Galatasaray'ın asıl sorunu ise takımı yanlış kurmak. İki kenar bek artık bitikleri oynuyor. Problemin asıl nedeni orta sahada ise Belhanda için bir şey demiyeceğim, ilkokul çağındaki çocuklar bile; bu adam bu haliyle nasıl oynar diyor. N'Zonzi belli bir bölgede oynuyor. Fiziği ile bazı pozisyonlarda göz boyuyor. Galatasaray'ın ön liberosu nasıl olmalı derseniz 37 yaşındaki Atiba 27 yaşındaki N'Zonzi'den ne kadar fazla koşmuş, kıyaslayın ve farkı anlayın. Seri ve Lemina oyun karakteri olarak Belhanda benzeri, ikili mücadeleden kaçınan, topla iyi gibi hava veren adamlar. Lemina farklı olarak topla rakibin üstüne gidebiliyor ancak geldiğinden beri sakat olduğu için o farkını da göremedik. Babel maç boyu belki topla bir kez rakiplerin üstüne dikine gitmeyi adam eksiltmeyi deniyor. Çoğunlukla geriye oynuyor, defans arkasına koşusu yok. Rakip cezaalanı yakını ve içinde buluştuğunda sadece kaleyi düşünüyor, tek bir asisti yok.
Feghouli de Afrika Kupası dönüşü sonrasında bir türlü kendine gelemedi etkinliği sıfır. Orta saha koşmuyor, mücadele etmiyor, kanatlar dikine gidemiyor, sprint atamıyor. Sonrasında pozisyon yok, gol de yok. Ve bu takımın yaş ortalaması 30'a yakın. Bu yapıyı kim oluşturdu? Fatih Terim kimseyi işine karıştırmaz diye bilinir.

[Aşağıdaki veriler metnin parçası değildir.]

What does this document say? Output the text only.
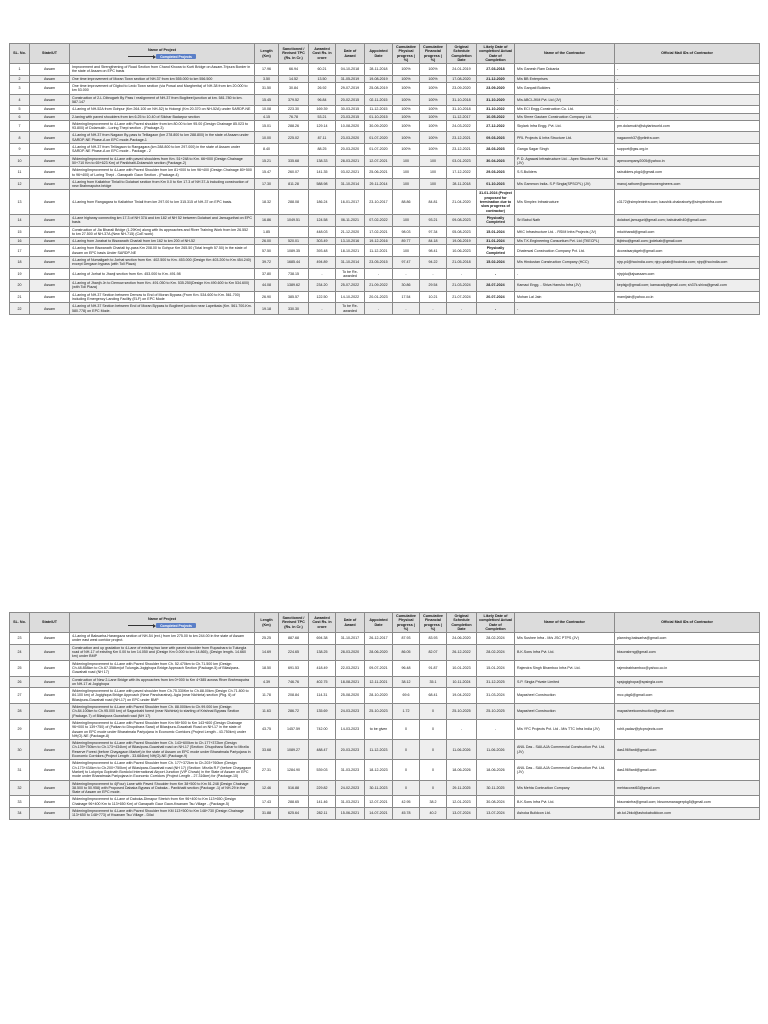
SL. No.	State/UT	Name of Project
Completed Projects	Length (Km)	Sanctioned / Revised TPC (Rs. in Cr.)	Awarded Cost Rs. in crore	Date of Award	Appointed Date	Cumulative Physical progress ( %)	Cumulative Financial progress ( %)	Original Schedule Completion Date	Likely Date of completion/ Actual Date of Completion	Name of the Contractor	Official Mail IDs of Contractor
1	Assam	Improvement and Strengthening of Road Section from Chand Khowa to Kurti Bridge on Assam-Tripura Border in the state of Assam on EPC basis	17.96	66.94	60.21	04-10-2018	28-11-2018	100%	100%	24-01-2019	27-03-2018	M/s Ganesh Ram Dokania	-
2	Assam	One time improvement of Moran Town section of NH-37 from km 555.000 to km 556.500	3.50	14.52	13.50	31-05-2019	19-08-2019	100%	100%	17-08-2020	21-12-2020	M/s BB Enterprises	-
3	Assam	One time improvement of Digboi to Ledo Town section (via Powai and Margherita) of NH-38 from km 20.000 to km 53.000	31.50	30.84	26.92	29-07-2019	25-08-2019	100%	100%	23-09-2020	23-09-2020	M/s Ganpati Builders	-
4	Assam	Construction of 2-L Dibrugarh By Pass / realignment of NH-37 from Bogibeel junction at km. 581.780 to km. 587.147	15.45	379.52	96.84	20-02-2015	02-11-2015	100%	100%	31-10-2018	31-10-2020	M/s ABCI-JKM Pvt. Ltd (JV)	-
5	Assam	4-Laning of NH-52A from Gohpur (Km 264.100 on NH-52) to Holongi (Km 20.370 on NH-52A) under SARDP-NE	10.08	223.30	169.39	30-03-2015	11-12-2015	100%	100%	31-10-2018	31-10-2022	M/s ECI Engg.Construction Co. Ltd.	-
6	Assam	2-laning with paved shoulders from km 6.25 to 10.40 of Silchar Badarpur section	4.15	76.78	53.21	23-03-2015	01-10-2015	100%	100%	11-12-2017	10-05-2022	M/s Shree Gautam Construction Company Ltd.	-
7	Assam	Widening/Improvement to 4-Lane with Paved shoulder from km 80.00 to km 95.00 (Design Chainage 85.023 to 93.800) of Dolamukh - Loring Thepi section - (Package-3)	15.01	288.26	129.14	10-08-2020	30-09-2020	100%	100%	24-03-2022	27-12-2022	Skylark Infra Engg. Pvt. Ltd.	pm.dolamukh@skylarkworld.com
8	Assam	4-Laning of NH-37 from Nagaon By-pass to Telliagaon (km 278.800 to km 288.800) in the state of Assam under SARDP-NE Phase-A on EPC mode-Package-1	10.00	225.02	87.11	23-03-2020	01-07-2020	100%	100%	23-12-2021	09-03-2023	PRL Projects & Infra Structure Ltd.	nagaonnh37@prlinfra.com
9	Assam	4-Laning of NH-37 from Telliagaon to Rangagara (km 288.800 to km 297.000) in the state of Assam under SARDP-NE Phase-A on EPC mode - Package - 2	8.40		88.25	20-03-2020	01-07-2020	100%	100%	23-12-2021	28-03-2023	Ganga Sagar Singh	support@gss.org.in
10	Assam	Widening/Improvement to 4-Lane with paved shoulders from Km. 51+248 to Km. 66+000 (Design Chainage 50+710 Km to 65+623 Km) of Panikhaiti-Dolamukh section (Package-2)	15.21	335.68	138.33	28-03-2021	12-07-2021	100	100	03-01-2023	30-04-2023	P. D. Agrawal Infrastructure Ltd. - Apex Structure Pvt. Ltd. (JV)	apexcompany2005@yahoo.in
11	Assam	Widening/Improvement to 4-Lane with Paved Shoulder from km 81+000 to km 96+400 (Design Chainage 80+500 to 96+400) of Loring Thepi - Ganapath Gaun Section - (Package-4)	15.47	260.07	141.35	03-02-2021	25-06-2021	100	100	17-12-2022	29-03-2023	S.S.Builders	ssbuilders.pkg4@gmail.com
12	Assam	4-Laning from Kaliabhor Tiniali to Dolabari section from Km 0.0 to Km 17.3 of NH 37-A including construction of new Brahmaputra bridge	17.30	811.28	588.98	31-10-2014	29-11-2014	100	100	28-11-2018	01-10-2023	M/s Gammon India- S.P Singla(SPSCPL) (JV)	manoj.rathore@gammonengineers.com
13	Assam	4-Laning from Rangagara to Kaliabhor Tiniali from km 297.00 to km 315.315 of NH-37 on EPC basis.	18.32	288.08	186.24	16-01-2017	23-10-2017	88.86	84.81	21-04-2020	31-01-2024 (Project proposed for termination due to slow progress of contractor)	M/s Simplex Infrastructure	c3172@simplexinfra.com; kaushik.chakraborty@simplexinfra.com
14	Assam	4-Lane highway connecting km 17.3 of NH 37A and km 182 of NH 52 between Dolabari and Jamugurihat on EPC basis	16.86	1049.51	124.58	06-11-2021	07-02-2022	100	93.21	09-08-2023	Physically Completed	Sri Babul Nath	dolabari.jamuguri@gmail.com; babulnath40@gmail.com
15	Assam	Construction of Jia Bharali Bridge (1.29Km) along with its approaches and River Training Work from km 26.552 to km 27.500 of NH-37A (New NH-715) (CoE work)	1.85		448.03	21-12-2020	17-02-2021	98.03	97.34	05-08-2023	15-01-2024	MKC Infrastructure Ltd. - RSIM Infra Projects (JV)	mkcbharali@gmail.com
16	Assam	4-Laning from Jorabat to Biswanath Chariali from km 162 to km 200 of NH-52	26.00	520.01	303.49	13-10-2016	19-12-2016	89.77	84.18	19-06-2019	31-01-2024	M/s T.K.Engineering Consortium Pvt. Ltd (TKECPL)	tkjbtno@gmail.com; jpdekab@gmail.com
17	Assam	4-Laning from Biswanath Chariali by-pass Km 208.00 to Gohpur Km 265.50 (Total length 57.50) in the state of Assam on EPC basis Under SARDP-NE	57.50	1089.35	393.48	18-10-2021	11-12-2021	100	98.41	10-06-2023	Physically Completed	Dhaterwal Construction Company Pvt. Ltd.	dconstsarpkgeb@gmail.com
18	Assam	4-Laning of Numaligarh to Jorhat section from Km. 402.500 to Km. 453.000 (Design Km 403.200 to Km 454.240) except Dergaon bypass (with Toll Plaza)	39.72	1685.44	494.89	31-10-2014	23-05-2015	97.47	94.22	21-05-2018	15-02-2024	M/s Hindustan Construction Company (HCC)	njrp.p4@hccindia.com; njrp.qclab@hccindia.com; njrp@hccindia.com
19	Assam	4-Laning of Jorhat to Jhanji section from Km. 453.000 to Km. 491.98	37.80	738.15	-	To be Re-awarded	-	-	-	-	-	-	njrpjdu@ajsassam.com
20	Assam	4-Laning of Jhanjh Jn to Demow section from Km. 491.050 to Km. 535.250(Design Km 490.600 to Km 534.600) (with Toll Plaza)	44.08	1389.62	234.20	25-07-2022	21-09-2022	30.86	29.54	21-03-2024	28-07-2024	Kamaci Engg. - Shiva Hanshu Infra (JV)	keplsjp@gmail.com; kamacatp@gmail.com; sh37k.shiva@gmail.com
21	Assam	4-Laning of NH-37 Section between Demow to End of Moran Bypass (From Km. 534.600 to Km. 561.700) including Emergency Landing Facility (ELF) on EPC Mode	26.90	385.57	122.50	14-10-2022	20-01-2023	17.54	10.21	21-07-2024	20-07-2024	Mohan Lal Jain	mamljain@yahoo.co.in
22	Assam	4-Laning of NH-37 Section between End of Moran Bypass to Bogibeel junction near Lapetkata (Km. 561.700-Km. 580.778) on EPC Mode.	19.18	330.30	-	To be Re-awarded	-	-	-	-	-	-	-
SL. No.	State/UT	Name of Project
Completed Projects	Length (Km)	Sanctioned / Revised TPC (Rs. in Cr.)	Awarded Cost Rs. in crore	Date of Award	Appointed Date	Cumulative Physical progress ( %)	Cumulative Financial progress ( %)	Original Schedule Completion Date	Likely Date of completion/ Actual Date of Completion	Name of the Contractor	Official Mail IDs of Contractor
23	Assam	4-Laning of Baksarha-Harangaza section of NH-54 (ext.) from km 275.00 to km 244.00 in the state of Assam under east west corridor project.	25.25	887.68	694.38	31-10-2017	26-12-2017	87.93	83.93	24-06-2020	28-02-2024	M/s Sushee Infra - M/s JSC PTPS (JV)	planning.baksarha@gmail.com
24	Assam	Construction and up gradation to 4-Lane of existing two lane with paved shoulder from Rupachara to Tulungla road of NH-17 of existing Km 0.00 to km 14.050 and (Design Km 0.000 to km 14.865), (Design length- 14.660 km) under BMP	14.69	224.65	138.25	28-03-2020	28-06-2020	86.05	82.07	26-12-2022	28-02-2024	B.K.Sons Infra Pvt. Ltd.	bksonsbrng@gmail.com
25	Assam	Widening/Improvement to 4-Lane with Paved Shoulder from Ch. 52.470km to Ch.71.500 km (Design Ch.48.858km to Ch.67.358km)of Tulungla-Jogighopa Bridge Approach Section (Package-5) of Bilasipara-Guwahati road (NH 17)	18.50	691.53	418.49	22-03-2021	09-07-2021	96.48	91.87	10-01-2023	15-01-2024	Rajendra Singh Bhamboo Infra Pvt. Ltd.	rajendrabhamboo@yahoo.co.in
26	Assam	Construction of New 2-Lane Bridge with its approaches from km 0+000 to Km 4+385 across River Brahmaputra on NH-17 at Jogighopa	4.39	746.76	402.75	18-08-2021	12-11-2021	38.12	35.1	10-11-2024	31-12-2025	S.P. Singla Private Limited	spsjogighopa@spsingla.com
27	Assam	Widening/Improvement to 4-Lane with paved shoulder from Ch.75.330Km to Ch.88.00km (Design Ch.71.800 to 84.100 km) of Jogighopa Bridge Approach (Near Pancharatna)- Agia (near Nichinta) section (Pkg. 6) of Bilasipura-Guwahati road (NH-17) on EPC under BMP	11.78	208.84	114.31	25-08-2020	28-10-2020	69.6	68.41	19-04-2022	31-03-2024	Mayasheel Construction	mcc.pkg6@gmail.com
28	Assam	Widening/Improvement to 4-Lane with Paved Shoulder from Ch. 88.000km to Ch.99.000 km (Design Ch.84.100km to Ch.95.000 km) of Sagunbahi forest (near Nichinta) to starting of Krishnai Bypass Section (Package-7) of Bilasipura Guwahati road (NH 17)	11.63	286.72	135.69	24-03-2023	25-10-2023	1.72	0	25-10-2025	25-10-2025	Mayasheel Construction	mayasheelconstruction@gmail.com
29	Assam	Widening/Improvement to 4-Lane with Paved Shoulder from Km 98+500 to Km 143+600 (Design Chainage 96+000 to 139+750) of (Paikan to Dhupdhara Sarai) of Bilasipura-Guwahati Road on NH-17 in the state of Assam on EPC mode under Bharatmala Pariyojana in Economic Corridors (Project Length - 43.750km) under NH(O)-NE (Package-8)	43.75	1457.59	742.00	14-03-2023	to be given	0	0	-	-	M/s YFC Projects Pvt. Ltd - M/s TTC Infra India (JV)	rohit.yadav@yfcprojects.com
30	Assam	Widening/Improvement to 4-Lane with Paved Shoulder from Ch. 143+600km to Ch.177+372km (Design Ch.139+750km to Ch.173+434km) of Bilasipura-Guwahati road on NH-17 (Section: Dhupdhara Sahar to Mirzila Reserve Forest (before Chayagaon Market) in the state of Assam on EPC mode under Bharatmala Pariyojana in Economic Corridors (Project Length - 33.684km) NH(O)-NE (Package-9)	33.68	1089.27	488.47	20-03-2023	11-12-2023	0	0	11-06-2026	11-06-2026	ANIL Das - SAILAJA Commercial Construction Pvt. Ltd. (JV)	das1969anil@gmail.com
31	Assam	Widening/Improvement to 4-Lane with Paved Shoulder from Ch. 177+372km to Ch.203+760km (Design Ch.173+434km to Ch.200+750km) of Bilasipara-Guwahati road (NH 17) (Section: Mirzila R.F (before Chayagaon Market) to Lokpriya Gopinath Bordoloi International Airport Junction (VIP Chowk) in the State of Assam on EPC mode under Bharatmala Pariyojana in Economic Corridors (Project Length - 27.316km) for (Package-10)	27.31	1284.90	539.03	31-03-2023	18-12-2023	0	0	18-06-2026	18-06-2026	ANIL Das - SAILAJA Commercial Construction Pvt. Ltd. (JV)	das1969anil@gmail.com
32	Assam	Widening/Improvement to 4(Four) Lane with Paved Shoulder from Km 38+500 to Km 51.248 (Design Chainage 38.500 to 50.958) with Proposed Dabaka Bypass of Dabaka - Panikhaiti section (Package -1) of NH-29 in the State of Assam on EPC mode.	12.46	516.88	229.82	24-02-2023	30-11-2023	0	0	29-11-2025	30-11-2025	M/s Mehta Contruction Company	mehtaconst63@gmail.com
33	Assam	Widening/Improvement to 4-Lane of Daboka-Dimapur Stretch from Km 96+400 to Km 113+650 (Design Chainage 96+400 Km to 113+650 Km) of Ganapath Gaur Gaon-Kwanam Tsu Village - (Package-5)	17.43	288.65	141.46	31-03-2021	12-07-2021	42.95	38.2	12-01-2023	30-08-2024	B.K.Sons Infra Pvt. Ltd.	bksonsinfra@gmail.com; bksonsmanagerpkg5@gmail.com
34	Assam	Widening/Improvement to 4-Lane with Paved Shoulder from KM 113+500 to Km 148+730 (Design Chainage 113+650 to 148+773) of Kwanam Tsu Village - Dilai	31.88	625.64	282.11	15-06-2021	14-07-2021	45.78	40.2	13-07-2024	13-07-2024	Ashoka Buildcon Ltd.	ab.kd.2bkd@ashokabuildcon.com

Falcao'dan bahsetmiyorum bile. Futbolda sakatlık doğal birşey. Ligde her takım bu tür aksilikler yaşıyor. Galatasaray'ın bu futbol anlayışı oyun kurgusu sürdüğü sürece, Falcao taş gibi sağlam olsaydı ve oynasaydı da değişen birşey olmazdı. Bu ligde her takım Galatasaray kadar sorunlu. Ve bu ligin en maliyetli takımı Galatasaray. Ve bu ligin en kötü futbol oynayan takımı Galatasaray. Artık kim şapkasını önüne alacak düşünecekse, düşünsün gari.